Vivir y nadar son verbos que se parecen. Venimos del mar, flotábamos cuando los seres humanos eran casi un sueño imposible, y nos seguimos adentrando en el agua con la misma sensación de regreso al principio de todo lo que fuimos, al atavismo de cuando fuimos esporas a merced de las corrientes. Vivimos flotando en el líquido amniótico muchos meses antes de salir al mundo, y nadar, no luchar contra esas corrientes, y dejarte llevar si viene una marea fuerte e inesperada, sigue siendo a día de hoy una buena estrategia para no zozobrar en los miedos, en las prisas y en lo que creemos que es importante y que siempre es algo que está de paso, como esas ondas que se dibujan en las presas cuando tiramos una piedra.

Hay muchos relatos y muchos libros que hablan del mar, pero a mí me atraen más los que se refieren a los nadadores. Está el relato de John Cheever que luego se llevó al cine protagonizado por Burt Lancaster. Todo lo que escribía Cheever tenía ese algo indescriptible que no deja que nos separemos del libro que estamos leyendo, también sus diarios, pura ficción o realidad literaria, porque hace tiempo que sabemos que casi todo lo que escribimos lo inventamos, o lo contamos desde nuestro recuerdo y nuestro punto de vista cuando creemos que estamos narrando algo que aconteció en nuestro pasado.

Nunca coincide con el recuerdo de quien vivió con nosotros ese momento, ni siquiera nuestro propio pasado es el mismo si preguntamos a dos personas distintas que convivieran con nosotros hace años. Estos días me han regalado uno de esos libros inesperados que relees muchas veces y que te emociona en cada una de sus páginas. No conocía ni al autor, ni el título. Se titula El nadador en el mar secreto, y lo escribió hace unos años el narrador norteamericano W. Kotzwinkle. Ya en la portada lees lo que escribieron de ese texto escritoras que uno admira, sobre todo Rosa Montero, que en mi caso siempre acierta con sus recomendaciones, pero esos halagos llegan también de Rosa Regás o de Lea Vélez, esta última escribe que quizá es el mejor libro que ha leído: “Un libro perfecto.

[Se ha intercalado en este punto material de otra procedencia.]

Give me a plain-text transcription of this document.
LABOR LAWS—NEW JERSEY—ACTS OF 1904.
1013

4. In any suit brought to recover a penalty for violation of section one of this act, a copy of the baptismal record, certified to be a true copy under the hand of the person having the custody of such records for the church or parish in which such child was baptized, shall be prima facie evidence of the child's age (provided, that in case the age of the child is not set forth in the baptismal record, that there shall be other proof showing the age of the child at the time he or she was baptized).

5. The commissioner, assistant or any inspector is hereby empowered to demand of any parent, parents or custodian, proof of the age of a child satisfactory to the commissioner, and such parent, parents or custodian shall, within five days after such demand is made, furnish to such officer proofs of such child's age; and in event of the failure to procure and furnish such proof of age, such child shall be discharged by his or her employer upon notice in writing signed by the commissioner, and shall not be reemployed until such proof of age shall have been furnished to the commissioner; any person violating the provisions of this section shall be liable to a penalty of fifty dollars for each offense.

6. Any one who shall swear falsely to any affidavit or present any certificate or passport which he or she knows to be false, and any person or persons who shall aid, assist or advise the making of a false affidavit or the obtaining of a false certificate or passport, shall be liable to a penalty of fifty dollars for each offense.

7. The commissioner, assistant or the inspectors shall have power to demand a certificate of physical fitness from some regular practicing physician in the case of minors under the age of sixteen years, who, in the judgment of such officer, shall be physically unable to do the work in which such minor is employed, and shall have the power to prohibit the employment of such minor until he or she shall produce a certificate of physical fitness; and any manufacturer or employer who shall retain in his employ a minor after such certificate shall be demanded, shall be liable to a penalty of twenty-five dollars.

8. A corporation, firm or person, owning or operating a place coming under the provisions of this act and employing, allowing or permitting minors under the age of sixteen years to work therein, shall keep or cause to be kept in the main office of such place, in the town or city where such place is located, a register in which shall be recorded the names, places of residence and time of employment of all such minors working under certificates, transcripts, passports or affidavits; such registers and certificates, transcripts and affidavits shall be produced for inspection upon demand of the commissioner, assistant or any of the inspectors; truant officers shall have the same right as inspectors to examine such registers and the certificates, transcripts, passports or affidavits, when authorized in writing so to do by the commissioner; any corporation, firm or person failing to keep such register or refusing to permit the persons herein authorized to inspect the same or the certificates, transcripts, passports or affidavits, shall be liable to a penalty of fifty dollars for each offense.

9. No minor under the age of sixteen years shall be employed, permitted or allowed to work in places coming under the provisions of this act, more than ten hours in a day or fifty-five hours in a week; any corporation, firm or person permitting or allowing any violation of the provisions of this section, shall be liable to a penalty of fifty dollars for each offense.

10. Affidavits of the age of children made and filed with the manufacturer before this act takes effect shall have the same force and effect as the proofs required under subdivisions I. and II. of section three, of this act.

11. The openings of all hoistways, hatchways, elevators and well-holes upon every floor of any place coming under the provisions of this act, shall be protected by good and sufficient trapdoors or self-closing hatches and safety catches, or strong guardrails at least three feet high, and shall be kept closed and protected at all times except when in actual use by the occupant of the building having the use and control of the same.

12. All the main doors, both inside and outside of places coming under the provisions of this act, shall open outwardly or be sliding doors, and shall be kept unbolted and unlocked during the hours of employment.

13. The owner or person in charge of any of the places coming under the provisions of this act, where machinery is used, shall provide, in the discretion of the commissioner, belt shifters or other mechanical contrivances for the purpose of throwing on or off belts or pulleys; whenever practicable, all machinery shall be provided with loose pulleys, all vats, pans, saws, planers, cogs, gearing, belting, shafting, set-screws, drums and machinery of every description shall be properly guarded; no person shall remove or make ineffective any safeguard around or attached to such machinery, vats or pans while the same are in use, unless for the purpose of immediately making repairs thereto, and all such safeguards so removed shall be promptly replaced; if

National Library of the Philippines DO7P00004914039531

Una guía interior. Un resumen. Un milagro. Pura brujería”. No se equivoca la escritora madrileña. El libro que edita prodigiosamente Navona y que cuenta con una magnífica traducción de Enrique de Hériz emociona desde la primera a la última página, te desgarra, te despabila, te humaniza cada uno de sus personajes y, sobre todo, te enseña que la derrota no es el final de ningún camino y que la vida, a veces, no es más que un azar que nos lleva de un lado para otro y que esas heridas, con el paso del tiempo, son las que nos hacen vivir más intensamente cada segundo, las que te recuerdan que este juego de la existencia se parece mucho al juego de nadar del que venimos, con ese mar secreto que recorre el mundo interior que nos habita.

CICLOTIMIAS

La noche es una huella extraña que desdibuja el olvido.